Our previous example of a license link needs only minor modification to make it refer to the image:

<a about="http://www.flickr.com/photos/detached/2529217704/"  
 href="http://creativecommons.org/licenses/by-nc-sa/2.0/deed.en_GB" rel="license  
>  
  cc by 2.0  
</a>

It’s difficult to argue that this is complex, since it’s only a minor change for authors.

Extending `rel-license`

But there is no reason why this formulation shouldn’t also be included in rel-license; after all, the key purpose of a Microformat is to promote re- use and provide bite-size pieces that authors can quickly learn and put to work.

rel-license could remain ‘the last word’ on the use of license in @rel and @rev, but it could also provide information about how to use license in HTML, XHTML and RDFa.

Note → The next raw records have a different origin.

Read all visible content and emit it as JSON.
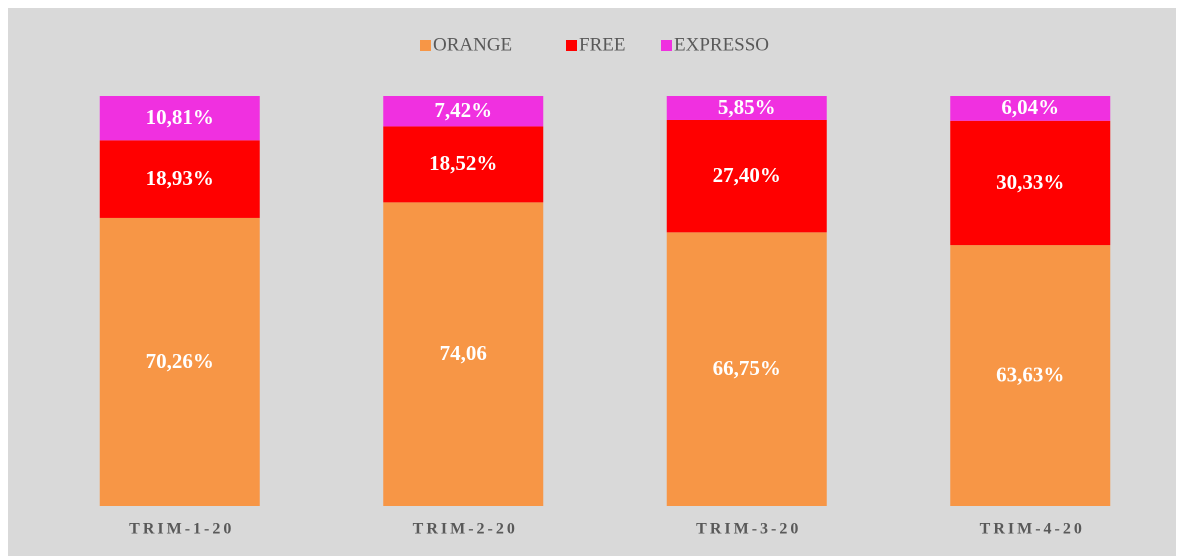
{
  "chart_data": {
    "type": "stacked_bar",
    "categories": [
      "TRIM-1-20",
      "TRIM-2-20",
      "TRIM-3-20",
      "TRIM-4-20"
    ],
    "series": [
      {
        "name": "ORANGE",
        "color": "#f79646",
        "values": [
          70.26,
          74.06,
          66.75,
          63.63
        ],
        "value_labels": [
          "70,26%",
          "74,06",
          "66,75%",
          "63,63%"
        ]
      },
      {
        "name": "FREE",
        "color": "#ff0000",
        "values": [
          18.93,
          18.52,
          27.4,
          30.33
        ],
        "value_labels": [
          "18,93%",
          "18,52%",
          "27,40%",
          "30,33%"
        ]
      },
      {
        "name": "EXPRESSO",
        "color": "#f030e0",
        "values": [
          10.81,
          7.42,
          5.85,
          6.04
        ],
        "value_labels": [
          "10,81%",
          "7,42%",
          "5,85%",
          "6,04%"
        ]
      }
    ],
    "ylim": [
      0,
      100
    ],
    "legend": "top"
  }
}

That way there is only one place that authors need to go.

Solving the BBC problem

I said at the beginning that the BBC still needed to create a vocabulary, even if it adopted RDFa. In other words, it may gain a solution to the accessibility problem by dropping hCalendar, but it loses the advantage of having a community-maintained syntax.

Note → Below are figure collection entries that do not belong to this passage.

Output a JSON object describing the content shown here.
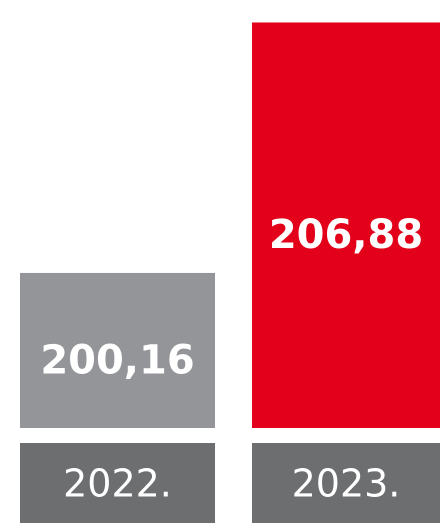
{
  "chart_data": {
    "type": "bar",
    "categories": [
      "2022.",
      "2023."
    ],
    "values": [
      200.16,
      206.88
    ],
    "value_labels": [
      "200,16",
      "206,88"
    ],
    "colors": [
      "#939598",
      "#e2001a"
    ],
    "category_color": "#6d6e70",
    "ylim": [
      196,
      207
    ]
  }
}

That doesn’t mean we have the answer straight away, but I strongly suggest that we don’t throw the baby out with the bathwater here.

The Microformats community is responsible for getting many people to look again at the semantic web, after having been put off by the more theoretical approach. But it needs to build on this success, and look at updating its formats to make use of the new attributes and generic parsing algorithm provided by RDFa. That way it can solve its technical problems, and continue to lead the way in defining ‘agile’ vocabularies for the semantic web.

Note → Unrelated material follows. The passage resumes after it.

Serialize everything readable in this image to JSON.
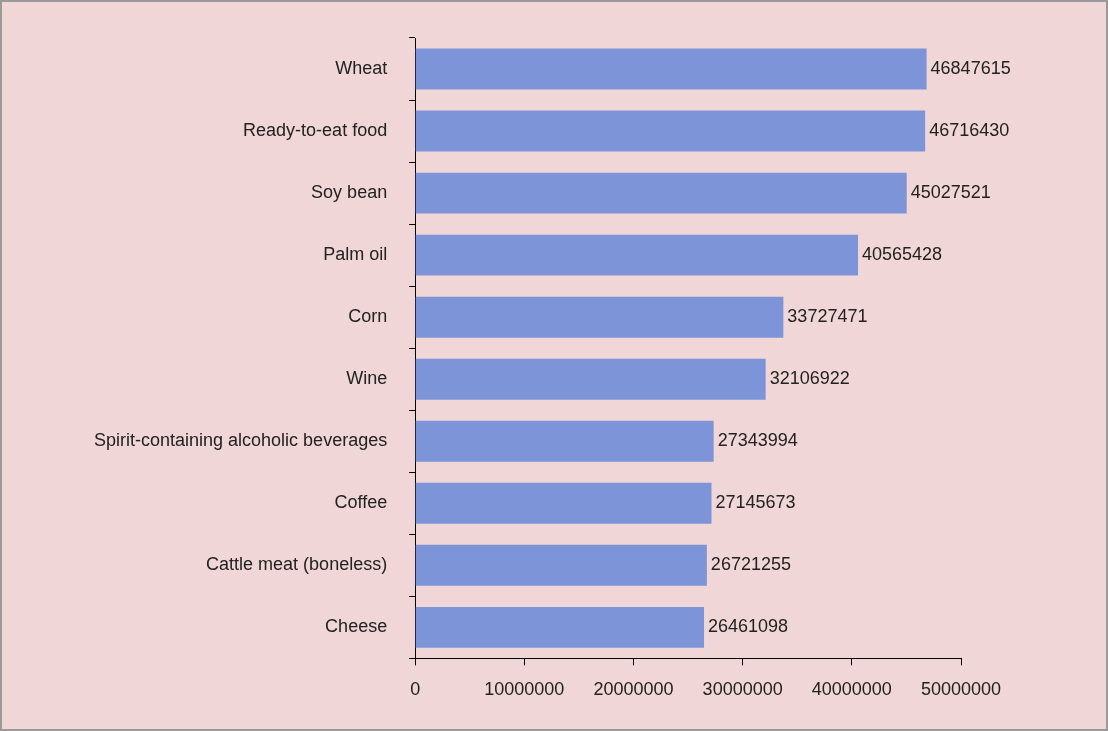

And whilst the RDFa community has shown that it is possible to have a syntax that supports the ‘full’ semantic web, without it needing to exist in a separate space of complex mark-up and extra documents, it should remember that a generic syntax is nothing without vocabularies.

I’ve just started work on an exciting project to mark up job vacancies in the UK public sector, using RDFa. And although the use of RDFa will make it very easy for departments to publish the metadata, it’s still going to require the creation of a vocabulary of terms. I’m going to be looking all over for suitable terms and vocabularies, and I’ll certainly be looking at how Microformats might fit in.